Der Tee ist sehr süß, aber auch sehr lecker. Wir schmecken deutlich den fruchtigen Ceylon Zimt heraus, der den Tee zwar würzig macht, aber ihm keine Schärfe verleiht.
Der Tee-Stand ist ein beliebter Treffpunkt für die Menschen aus dem Viertel
Vom Trockenfischquatier geht es in eine große Markthalle im Kolonialstil. Wie viele der alten Gebäude ist es nicht gut in Schuss, aber es versprüht immer noch einen ganz eigenen Charme. In der Halle wird Obst und Gemüse gehandelt. Die Berge voller leuchtend bunter Früchte sind toll anzusehen. Ananas, Tomaten, Auberginen, Okraschoten. Alles aufgetürmt in hohen Bergen auf dem Boden oder auf alten Tischen.

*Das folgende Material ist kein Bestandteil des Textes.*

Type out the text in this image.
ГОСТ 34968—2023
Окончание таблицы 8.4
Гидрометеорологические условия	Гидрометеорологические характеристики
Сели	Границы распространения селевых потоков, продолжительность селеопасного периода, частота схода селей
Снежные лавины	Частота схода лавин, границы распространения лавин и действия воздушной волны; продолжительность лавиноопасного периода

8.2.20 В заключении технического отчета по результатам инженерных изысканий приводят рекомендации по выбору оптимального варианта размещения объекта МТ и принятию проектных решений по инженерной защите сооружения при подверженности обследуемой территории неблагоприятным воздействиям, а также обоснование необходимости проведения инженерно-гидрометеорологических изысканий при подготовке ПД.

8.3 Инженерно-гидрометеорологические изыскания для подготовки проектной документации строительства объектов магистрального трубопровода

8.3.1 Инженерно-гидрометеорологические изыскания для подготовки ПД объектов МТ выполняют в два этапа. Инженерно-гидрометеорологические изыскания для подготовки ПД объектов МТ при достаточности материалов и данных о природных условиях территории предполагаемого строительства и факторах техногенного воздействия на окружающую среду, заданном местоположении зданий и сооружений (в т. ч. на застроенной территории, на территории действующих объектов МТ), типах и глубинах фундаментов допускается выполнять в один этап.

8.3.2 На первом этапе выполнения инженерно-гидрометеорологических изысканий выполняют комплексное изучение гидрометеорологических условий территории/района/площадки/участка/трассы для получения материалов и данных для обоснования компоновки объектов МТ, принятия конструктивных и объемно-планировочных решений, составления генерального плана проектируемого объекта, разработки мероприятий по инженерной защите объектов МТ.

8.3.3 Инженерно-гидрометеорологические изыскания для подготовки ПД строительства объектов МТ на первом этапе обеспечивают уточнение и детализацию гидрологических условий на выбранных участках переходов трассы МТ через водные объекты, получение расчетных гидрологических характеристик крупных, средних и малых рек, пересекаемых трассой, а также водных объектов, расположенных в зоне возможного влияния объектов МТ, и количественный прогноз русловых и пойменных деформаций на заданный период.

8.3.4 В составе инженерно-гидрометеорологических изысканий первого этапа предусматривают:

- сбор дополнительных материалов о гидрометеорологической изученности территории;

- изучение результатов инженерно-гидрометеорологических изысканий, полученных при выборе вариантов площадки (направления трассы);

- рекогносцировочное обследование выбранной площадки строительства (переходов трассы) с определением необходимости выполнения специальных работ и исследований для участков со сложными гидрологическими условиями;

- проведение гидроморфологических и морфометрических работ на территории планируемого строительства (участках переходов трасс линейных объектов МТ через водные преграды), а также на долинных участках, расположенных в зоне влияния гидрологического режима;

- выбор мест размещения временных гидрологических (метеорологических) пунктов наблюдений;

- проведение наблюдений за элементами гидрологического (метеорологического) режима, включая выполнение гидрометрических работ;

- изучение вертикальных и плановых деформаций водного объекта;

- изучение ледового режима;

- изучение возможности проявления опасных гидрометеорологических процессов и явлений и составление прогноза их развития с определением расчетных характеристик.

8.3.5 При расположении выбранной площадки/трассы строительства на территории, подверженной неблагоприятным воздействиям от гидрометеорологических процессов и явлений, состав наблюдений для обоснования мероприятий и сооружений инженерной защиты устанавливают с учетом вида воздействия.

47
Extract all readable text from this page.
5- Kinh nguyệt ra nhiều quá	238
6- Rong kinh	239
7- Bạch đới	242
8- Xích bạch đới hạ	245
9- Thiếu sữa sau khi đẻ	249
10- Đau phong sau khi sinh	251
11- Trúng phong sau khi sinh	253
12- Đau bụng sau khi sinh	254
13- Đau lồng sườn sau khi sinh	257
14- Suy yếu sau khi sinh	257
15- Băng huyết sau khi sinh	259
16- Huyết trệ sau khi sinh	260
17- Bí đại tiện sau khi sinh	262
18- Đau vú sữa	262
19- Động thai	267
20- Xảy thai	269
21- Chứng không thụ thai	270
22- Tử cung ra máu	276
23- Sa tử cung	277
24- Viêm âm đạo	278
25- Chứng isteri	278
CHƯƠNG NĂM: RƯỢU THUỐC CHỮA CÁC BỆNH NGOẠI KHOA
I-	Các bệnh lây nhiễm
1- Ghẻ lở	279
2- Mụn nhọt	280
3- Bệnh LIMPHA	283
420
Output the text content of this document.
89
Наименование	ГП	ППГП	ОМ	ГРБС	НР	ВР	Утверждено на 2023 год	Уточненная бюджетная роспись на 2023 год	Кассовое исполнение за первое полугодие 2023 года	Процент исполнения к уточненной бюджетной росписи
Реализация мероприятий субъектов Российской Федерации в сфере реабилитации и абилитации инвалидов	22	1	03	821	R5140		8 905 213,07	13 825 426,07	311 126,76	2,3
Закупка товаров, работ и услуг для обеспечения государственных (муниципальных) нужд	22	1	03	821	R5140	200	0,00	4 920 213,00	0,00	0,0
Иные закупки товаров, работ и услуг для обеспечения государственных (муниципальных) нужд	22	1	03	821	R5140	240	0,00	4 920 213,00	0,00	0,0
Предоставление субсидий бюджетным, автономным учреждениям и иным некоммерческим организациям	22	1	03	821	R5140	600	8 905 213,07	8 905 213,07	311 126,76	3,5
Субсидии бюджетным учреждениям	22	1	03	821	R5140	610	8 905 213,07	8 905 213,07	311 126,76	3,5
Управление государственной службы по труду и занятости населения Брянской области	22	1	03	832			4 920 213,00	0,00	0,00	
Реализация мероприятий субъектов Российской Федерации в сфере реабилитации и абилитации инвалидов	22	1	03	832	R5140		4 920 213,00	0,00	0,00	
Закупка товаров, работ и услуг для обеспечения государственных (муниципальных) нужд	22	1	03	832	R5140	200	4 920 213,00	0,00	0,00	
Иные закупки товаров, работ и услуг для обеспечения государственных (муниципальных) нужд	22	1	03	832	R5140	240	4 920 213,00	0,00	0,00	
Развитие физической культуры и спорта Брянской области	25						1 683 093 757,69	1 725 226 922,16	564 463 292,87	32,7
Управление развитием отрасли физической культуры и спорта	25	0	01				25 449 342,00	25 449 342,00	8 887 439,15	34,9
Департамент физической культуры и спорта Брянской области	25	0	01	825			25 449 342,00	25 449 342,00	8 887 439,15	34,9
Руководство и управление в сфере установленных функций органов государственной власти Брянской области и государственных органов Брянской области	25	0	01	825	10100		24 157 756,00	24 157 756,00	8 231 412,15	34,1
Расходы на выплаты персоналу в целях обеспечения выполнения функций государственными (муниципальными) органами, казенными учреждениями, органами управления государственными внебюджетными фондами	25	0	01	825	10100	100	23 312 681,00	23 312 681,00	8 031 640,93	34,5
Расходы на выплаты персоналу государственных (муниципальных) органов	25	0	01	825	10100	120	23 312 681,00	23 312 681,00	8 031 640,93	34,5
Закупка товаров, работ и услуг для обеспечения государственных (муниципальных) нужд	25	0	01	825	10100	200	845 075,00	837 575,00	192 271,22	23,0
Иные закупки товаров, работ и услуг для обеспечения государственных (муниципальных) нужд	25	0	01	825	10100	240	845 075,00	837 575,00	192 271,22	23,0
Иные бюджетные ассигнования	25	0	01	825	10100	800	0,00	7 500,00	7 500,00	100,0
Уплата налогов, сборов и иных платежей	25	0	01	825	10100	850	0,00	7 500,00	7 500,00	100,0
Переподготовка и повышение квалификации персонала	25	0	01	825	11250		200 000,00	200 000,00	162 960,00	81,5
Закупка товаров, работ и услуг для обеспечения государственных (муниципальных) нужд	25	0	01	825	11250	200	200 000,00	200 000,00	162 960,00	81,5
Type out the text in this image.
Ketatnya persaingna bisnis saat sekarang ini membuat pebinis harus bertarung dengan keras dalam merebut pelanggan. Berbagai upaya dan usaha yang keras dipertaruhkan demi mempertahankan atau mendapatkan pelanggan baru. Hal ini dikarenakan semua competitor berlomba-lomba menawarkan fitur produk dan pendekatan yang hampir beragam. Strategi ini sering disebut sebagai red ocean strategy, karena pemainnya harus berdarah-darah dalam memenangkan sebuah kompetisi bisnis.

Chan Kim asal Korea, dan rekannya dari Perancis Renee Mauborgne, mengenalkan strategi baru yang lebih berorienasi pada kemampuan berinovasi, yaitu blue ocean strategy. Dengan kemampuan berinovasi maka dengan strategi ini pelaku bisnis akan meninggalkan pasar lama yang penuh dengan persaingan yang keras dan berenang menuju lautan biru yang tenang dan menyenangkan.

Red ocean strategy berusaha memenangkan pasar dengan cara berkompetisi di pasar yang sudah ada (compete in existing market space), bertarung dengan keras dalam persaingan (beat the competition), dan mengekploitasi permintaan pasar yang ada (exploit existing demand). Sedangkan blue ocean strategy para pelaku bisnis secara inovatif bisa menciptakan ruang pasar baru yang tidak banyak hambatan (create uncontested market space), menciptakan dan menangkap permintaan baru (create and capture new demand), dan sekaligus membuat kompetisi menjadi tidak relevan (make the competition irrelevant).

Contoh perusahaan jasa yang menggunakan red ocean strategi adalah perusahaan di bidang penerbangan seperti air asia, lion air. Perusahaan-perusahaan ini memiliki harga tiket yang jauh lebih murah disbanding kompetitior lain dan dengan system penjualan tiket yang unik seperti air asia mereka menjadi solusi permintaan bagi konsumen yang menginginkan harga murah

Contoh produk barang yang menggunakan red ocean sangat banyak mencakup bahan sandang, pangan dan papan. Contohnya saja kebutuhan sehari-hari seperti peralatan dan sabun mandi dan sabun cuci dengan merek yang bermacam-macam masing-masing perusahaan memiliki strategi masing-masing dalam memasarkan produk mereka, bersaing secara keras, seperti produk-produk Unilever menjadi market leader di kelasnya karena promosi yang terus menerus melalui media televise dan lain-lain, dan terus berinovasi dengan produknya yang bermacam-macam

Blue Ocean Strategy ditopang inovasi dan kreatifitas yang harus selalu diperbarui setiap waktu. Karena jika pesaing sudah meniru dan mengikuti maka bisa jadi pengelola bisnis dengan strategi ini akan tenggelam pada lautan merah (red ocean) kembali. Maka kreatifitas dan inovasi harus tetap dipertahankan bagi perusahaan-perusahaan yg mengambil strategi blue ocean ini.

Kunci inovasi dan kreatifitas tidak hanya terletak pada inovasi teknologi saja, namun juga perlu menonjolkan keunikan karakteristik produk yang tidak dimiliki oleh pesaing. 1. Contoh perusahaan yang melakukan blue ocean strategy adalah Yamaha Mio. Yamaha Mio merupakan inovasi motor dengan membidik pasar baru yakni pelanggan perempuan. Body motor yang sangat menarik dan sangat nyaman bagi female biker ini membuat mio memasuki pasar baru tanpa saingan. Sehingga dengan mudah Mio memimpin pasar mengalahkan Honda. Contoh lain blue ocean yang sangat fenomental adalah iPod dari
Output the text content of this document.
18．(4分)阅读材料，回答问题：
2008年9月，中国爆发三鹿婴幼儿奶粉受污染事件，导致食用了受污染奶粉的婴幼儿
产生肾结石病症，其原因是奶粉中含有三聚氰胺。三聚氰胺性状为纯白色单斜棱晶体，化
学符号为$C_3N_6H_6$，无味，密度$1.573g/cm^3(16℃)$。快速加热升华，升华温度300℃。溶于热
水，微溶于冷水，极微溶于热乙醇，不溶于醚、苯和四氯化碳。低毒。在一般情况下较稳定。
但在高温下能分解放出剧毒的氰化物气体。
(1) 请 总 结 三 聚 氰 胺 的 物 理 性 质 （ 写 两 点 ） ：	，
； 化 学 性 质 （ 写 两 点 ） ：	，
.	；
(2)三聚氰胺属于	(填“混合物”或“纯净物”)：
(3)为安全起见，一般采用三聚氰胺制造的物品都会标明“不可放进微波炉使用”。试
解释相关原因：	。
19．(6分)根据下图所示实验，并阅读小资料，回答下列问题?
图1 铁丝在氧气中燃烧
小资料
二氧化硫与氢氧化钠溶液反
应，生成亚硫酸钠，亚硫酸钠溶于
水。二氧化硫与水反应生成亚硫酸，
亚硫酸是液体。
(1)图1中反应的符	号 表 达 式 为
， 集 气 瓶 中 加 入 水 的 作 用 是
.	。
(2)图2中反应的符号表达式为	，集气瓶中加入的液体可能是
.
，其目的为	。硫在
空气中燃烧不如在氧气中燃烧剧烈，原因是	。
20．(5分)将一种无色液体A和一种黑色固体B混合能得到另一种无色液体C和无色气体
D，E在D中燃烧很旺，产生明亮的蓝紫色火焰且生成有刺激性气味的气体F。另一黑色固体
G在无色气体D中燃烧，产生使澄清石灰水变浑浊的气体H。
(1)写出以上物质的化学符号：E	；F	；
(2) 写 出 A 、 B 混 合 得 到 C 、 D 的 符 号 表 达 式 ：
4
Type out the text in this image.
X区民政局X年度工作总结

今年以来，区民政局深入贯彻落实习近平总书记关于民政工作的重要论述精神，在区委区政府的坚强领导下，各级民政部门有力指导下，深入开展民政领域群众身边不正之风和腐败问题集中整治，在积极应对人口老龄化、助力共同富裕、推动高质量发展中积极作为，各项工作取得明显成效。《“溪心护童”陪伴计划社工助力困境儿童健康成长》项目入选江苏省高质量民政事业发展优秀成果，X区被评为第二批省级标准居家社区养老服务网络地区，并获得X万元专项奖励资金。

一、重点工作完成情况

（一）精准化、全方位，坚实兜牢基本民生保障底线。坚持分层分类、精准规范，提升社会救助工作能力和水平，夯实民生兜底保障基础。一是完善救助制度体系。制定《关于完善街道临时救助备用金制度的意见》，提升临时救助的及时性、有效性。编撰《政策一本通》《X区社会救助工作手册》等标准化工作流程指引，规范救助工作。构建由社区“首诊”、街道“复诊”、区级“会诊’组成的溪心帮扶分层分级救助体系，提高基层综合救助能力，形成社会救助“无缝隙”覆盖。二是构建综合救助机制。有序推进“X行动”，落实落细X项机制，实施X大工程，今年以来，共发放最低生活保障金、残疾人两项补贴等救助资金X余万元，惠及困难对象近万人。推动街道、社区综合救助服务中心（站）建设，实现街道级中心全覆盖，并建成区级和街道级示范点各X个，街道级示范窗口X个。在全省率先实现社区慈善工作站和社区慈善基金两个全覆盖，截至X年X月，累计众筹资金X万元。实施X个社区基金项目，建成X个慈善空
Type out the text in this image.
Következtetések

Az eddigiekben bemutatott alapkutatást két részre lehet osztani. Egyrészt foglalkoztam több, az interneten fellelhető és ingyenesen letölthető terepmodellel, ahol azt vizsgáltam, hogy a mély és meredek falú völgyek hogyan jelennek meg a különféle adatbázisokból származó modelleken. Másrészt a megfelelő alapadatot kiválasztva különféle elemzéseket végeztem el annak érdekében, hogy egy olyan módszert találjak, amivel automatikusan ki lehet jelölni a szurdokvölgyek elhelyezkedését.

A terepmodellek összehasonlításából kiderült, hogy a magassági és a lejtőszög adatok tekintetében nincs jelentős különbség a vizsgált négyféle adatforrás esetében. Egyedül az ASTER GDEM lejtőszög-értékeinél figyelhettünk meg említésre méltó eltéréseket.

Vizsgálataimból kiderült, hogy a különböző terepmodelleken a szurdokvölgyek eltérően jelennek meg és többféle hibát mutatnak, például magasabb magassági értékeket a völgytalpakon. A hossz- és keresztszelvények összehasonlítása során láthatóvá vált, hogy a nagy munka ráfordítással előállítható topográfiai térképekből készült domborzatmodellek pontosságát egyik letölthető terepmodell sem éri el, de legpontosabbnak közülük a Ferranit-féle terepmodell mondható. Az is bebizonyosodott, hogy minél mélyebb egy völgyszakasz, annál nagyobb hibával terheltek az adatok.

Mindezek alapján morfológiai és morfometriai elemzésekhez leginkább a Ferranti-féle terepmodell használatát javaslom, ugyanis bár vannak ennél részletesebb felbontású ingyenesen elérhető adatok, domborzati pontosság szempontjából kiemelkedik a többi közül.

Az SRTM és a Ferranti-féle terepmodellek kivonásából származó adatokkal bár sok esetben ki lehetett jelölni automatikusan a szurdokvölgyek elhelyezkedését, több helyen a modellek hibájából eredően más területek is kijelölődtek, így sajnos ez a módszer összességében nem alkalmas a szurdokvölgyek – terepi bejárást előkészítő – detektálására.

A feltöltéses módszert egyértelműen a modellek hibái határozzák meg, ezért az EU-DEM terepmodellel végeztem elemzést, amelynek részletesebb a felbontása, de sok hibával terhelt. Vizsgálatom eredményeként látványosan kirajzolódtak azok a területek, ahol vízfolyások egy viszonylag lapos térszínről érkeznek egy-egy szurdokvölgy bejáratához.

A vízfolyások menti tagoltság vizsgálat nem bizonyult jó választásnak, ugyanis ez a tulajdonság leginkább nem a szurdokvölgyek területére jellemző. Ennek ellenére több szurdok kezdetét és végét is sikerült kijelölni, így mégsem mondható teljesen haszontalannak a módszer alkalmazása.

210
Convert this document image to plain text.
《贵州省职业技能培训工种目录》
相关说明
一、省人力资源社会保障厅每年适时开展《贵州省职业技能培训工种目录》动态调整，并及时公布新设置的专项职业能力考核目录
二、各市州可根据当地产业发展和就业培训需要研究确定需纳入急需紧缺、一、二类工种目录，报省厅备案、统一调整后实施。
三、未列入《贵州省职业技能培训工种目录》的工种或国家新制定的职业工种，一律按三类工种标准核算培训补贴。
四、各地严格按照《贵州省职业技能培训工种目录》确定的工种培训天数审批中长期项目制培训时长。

Tasting Nr. 6: Obst aus Sri Lanka
Trockenfisch in allen Varianten
Wir bleiben an einem Stand stehen und kosten eine Mango. Eine Sorte, die wir bisher nicht kannten und die viel säuerlicher ist, als die gewöhnliche. Dann steht ein weiteres unbekanntes Gewächs auf dem Plan: der Custard Apple (übersetzt Pudding-Apfel). Die grünliche Frucht erinnert mit ihrer großschuppigen Schale ein wenig an eine Artischocke oder an das Ei eines Drachens. Drin steckt eine cremige weiße Masse und große schwarze Kerne, die man nicht mitessen darf. Die Creme ist angenehm süß und kaum fruchtig. Ich würde sehr gerne mal ein Dessert aus dieser Frucht probieren, denn sie schmeckt schon von Natur aus wie mit Schlagsahne verrührt.
Zu guter Letzt kosten wir noch eine Mandarine. Sie ist klein, fest und grün. Damit sieht sie eher aus wie eine Limette, an die sie auch geschmacklich erinnert. Sie ist wahnsinnig sauer aber ebenfalls lecker.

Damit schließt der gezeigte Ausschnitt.